FOR years the Perth Basin was written off as a gas province of minor significance, one where, compared with other parts of WA, quantities were insufficient for long-term commercial development.
Local domestic and industrial gas demand had historically been insignificant for the bigger explorers and, particularly in the southern part of the basin, the reservoirs had been found to be difficult.
But all that has changed over the past 15 months on three significant discoveries.
The stakes were first raised in October 2001 when Arc Energy and Origin Energy found oil onshore, in the Hovea field, not far from Perth.
Another find came soon after, this one close to shore on the Cliff Head trend, followed two months ago when a new onshore field, Jingemia, was proclaimed by Origin.
Hovea operator Arc is now production testing the fourth Hovea well, and Jingemia is undergoing production testing, with an initial reported clean-up flow of 2,000 barrels per day.
Hovea-5 will follow soon, in the field expected to produce for up to 10 years, with a daily 5,000 barrels for at least the first three years.
Hence, a bevy of small to medium players has now jockeyed into position, keen for a slice of the action from this summer’s appraisal and exploration program.
Keen disappointment in October, with a dry exploration well in the Morangie prospect on trend to the north of Cliff Head in WA 226P, has not dampened enthusiasm for the basin.
Apache Energy has just bought in to two offshore permits awarded in July this year, to the immediate north of the summer action, and approaches to other players for territory were still reported as late as last week.
The market likes these types of finds, as do the companies.
Such onshore or close to shore oil discoveries – with good reservoirs not requiring exotic techniques, and close to markets – are considered comparatively easy and simple to execute.
Origin and Mitsui are the two major companies in the region, but players and onlookers are talking of new company-maker finds, significant cash flows and the inevitable takeover plays should even some of this summer’s planned wells on and near the Cliff Head trend come in.
Arc – with 50 per cent of the Hovea field, in on Cliff Head and an adjoining permit, and keen to explore prospects on its territory adjacent to the Jingemia find – is considered attractive.
So is Voyager Energy, which had success with Cliff Head and Jingemia following its September 2001 float.
The attraction of this pair was underscored recently when Delta Oilfield Developments – a 50/50 venture by Westgold Resources and Carpenter Pacific Resources – made its first two investments in Arc and Voyager, becoming a substantial shareholder of each.

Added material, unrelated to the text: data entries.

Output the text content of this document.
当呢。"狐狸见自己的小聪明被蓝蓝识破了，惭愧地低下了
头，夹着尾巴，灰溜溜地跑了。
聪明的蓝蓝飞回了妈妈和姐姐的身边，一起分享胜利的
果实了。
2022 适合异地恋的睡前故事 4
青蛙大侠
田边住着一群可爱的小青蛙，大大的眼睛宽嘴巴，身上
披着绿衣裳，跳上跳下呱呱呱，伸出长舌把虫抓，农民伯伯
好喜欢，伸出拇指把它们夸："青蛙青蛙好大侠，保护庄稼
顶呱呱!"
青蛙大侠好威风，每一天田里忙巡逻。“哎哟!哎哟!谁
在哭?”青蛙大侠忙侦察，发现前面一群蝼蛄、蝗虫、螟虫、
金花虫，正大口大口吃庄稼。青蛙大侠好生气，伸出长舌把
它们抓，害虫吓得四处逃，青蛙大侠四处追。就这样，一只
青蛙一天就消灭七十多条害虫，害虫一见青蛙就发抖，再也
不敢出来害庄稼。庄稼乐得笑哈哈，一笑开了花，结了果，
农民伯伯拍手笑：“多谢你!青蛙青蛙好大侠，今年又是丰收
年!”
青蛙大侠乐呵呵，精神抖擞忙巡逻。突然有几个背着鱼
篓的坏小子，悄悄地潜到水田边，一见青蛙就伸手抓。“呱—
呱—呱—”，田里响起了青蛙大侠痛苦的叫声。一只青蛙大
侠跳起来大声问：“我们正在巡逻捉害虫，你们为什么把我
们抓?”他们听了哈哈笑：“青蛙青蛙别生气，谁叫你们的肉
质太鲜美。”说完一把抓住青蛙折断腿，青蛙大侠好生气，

Hogan & Partners resource analyst Adam Conigliaro rates Australian Worldwide Exploration as another attractive entry into the Perth Basin.
The three Perth Basin players from Sydney – Australian Worldwide Exploration, Origin and Roc Oil –hold significant acreage, and are often mentioned as leaders in any subsequent corporate activity.
Speculation also surrounds the corporate intent of Apache and Mitsui, and another player not as yet in the Perth Basin, South Australia’s Santos.
Santos is Voyager’s complementary 59.1 per cent partner in the oil-producing Nockatunga project in Queensland.
Mr Conigliaro expects the consolidation that would be inevitable over time in the region will be accelerated if even just one or two wells of the potential eight to be drilled this season come in.
Origin currently has no equity in Cliff Head. And Roc Oil, which led the second oil find on the Cliff Head trend last Christmas-New Year, has plenty of its own links within WA.
It chose ‘friendly, like-minded parties’ Voyager Energy and Bounty Oil & Gas – regarded as undervalued and ripe for takeover – to bid successfully earlier this year for two new offshore permits north of the current finds.
Six companies have joined with Roc in TP/15 to drill the Cliff Head trend between last year’s find and the shore near Dongara. Hardman Resources, also in the Perth Basin, is a Roc partner off Mauritania.
Hardman listed earlier this year on the London Stock Exchange’s Alternative Investment Market.
In the UK, Roc has interests in close to 20 onshore and offshore oil and gas permits.
Publicly, Origin is not talking much, and the consensus is that not too many know what company management has in mind.
However, over the past two years, the company has significantly increased its WA exploration, production and electricity generation interests.
Australian Worldwide Energy is in both Cliff Head and Jingemia, in addition to the already-producing Beharra Springs gas field.
Many of the smaller companies are partnering the bigger players in this summer’s activity.
Some of these companies, such as Norwest Energy, are carrying the greatest comparative risk and could suffer significant market loss if the season turns out to be a dry one.
However, they also stand to benefit from substantial leverage.
Those benefiting from Jingemia are Origin (operator, 49.2 per cent), Hardman (22.4 per cent), Australian Worldwide (15.2 per cent), Victoria Petroleum and Voyager (5.8 per cent each), and Pancontinental Oil & Gas (1.3 per cent).